Siyasal partilerin ayakta kalabilmesinin sırları…

Abone Ol

Siyasal partilerin ilk olarak ABD’de ortaya çıkmasından sonra dünya genelinde demokrasiyi benimsemiş ülkelerce insanların ülke yönetimine katılması için siyasal partilerin kurulduğunu ve bu partilerin belli bir süre sonra misyonunu tamamlayarak ortadan kalktığını biliyoruz. Türk siyasi tarihinin yanı sıra dünyada da birçok ülkede doğmuş, büyümüş veya da hiç büyümeden kapanmış parti örnekleri bir hayli mevcut.

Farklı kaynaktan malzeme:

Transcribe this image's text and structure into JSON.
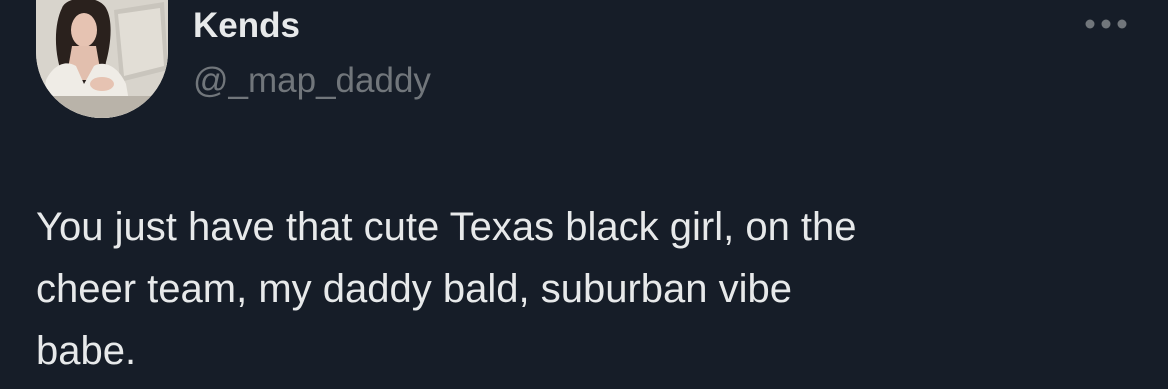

Siyasal partilerin kendine oy veren kitleleri memnun etmesi veya kendini destekleyen sivil toplum kuruluşları ile kararlar alması, kendine yakın olanları yönetim kademelerinde görevlendirmesi hemen hemen her ülkede oligarşinin tunç yasasının uygulandığını gösteren uygulamalar olarak kabul edilebilir gibi dursa da artık sıradanlaşmasından rahatsız olan nesillerin varlığı dikkat çekiyor.

Son dönemlerde özellikle postmodernizmin etkisi ile artık oligarşinin tunç yasasının sıradanlığına karşı meydan okuyan nesiller her ülkede kendini hissettirdi desek yanlış olmaz. Tabi bu hissettirmenin derecesi ülkeden ülkeye değişmektedir diye de ekleyelim. Nepotizm nasıl her ülkede varsa derecesi de her ülkede aynı değil. Ama en çağdaş, demokratik veya medeni ülkede bile nepotizmin ortadan kalktığını söyleyemeyiz.

Ama önceki dönemlerden daha farklı olarak artık özellikle gelişen ve gelişmiş ülkelerde durum değişmiş gibi duruyor. Kitle iletişim araçlarının etkisi ile siyasal partilerin belediyelerde, kamu kurumlarında vb. yerlerde nepotizme benzer haksız uygulamaları anında insanlar tarafından öğrenilip yıllarca toplum içinde dile getirilerek etkisini koruyabiliyor.

Siyasal partilerin günümüz Türkiye’sinde ayakta kalabilmesi adına ortadan kaldırması gereken en önemli faktör ise nepotizmin yanında belediyelerde veya kamu kurumlarında yapılan yolsuzluklar ve bazı yanlışların olduğunu söyleyebiliriz. Sadece iktidar partisi ile değil muhalefet partilerininde hâkim olduğu belediyelerde veya çeşitli işletmelerde durum düzeltilmezse ileriye dönük siyasal partilerin ayakta kalma ihtimali yok gibi. Yeni nesillerin önceki dönemlerdeki insanlar gibi ideolojik anlamda partilere olan bağlılığı ger geçen gün düşerken bu durum daha da dikkate alınmalı diyebiliriz.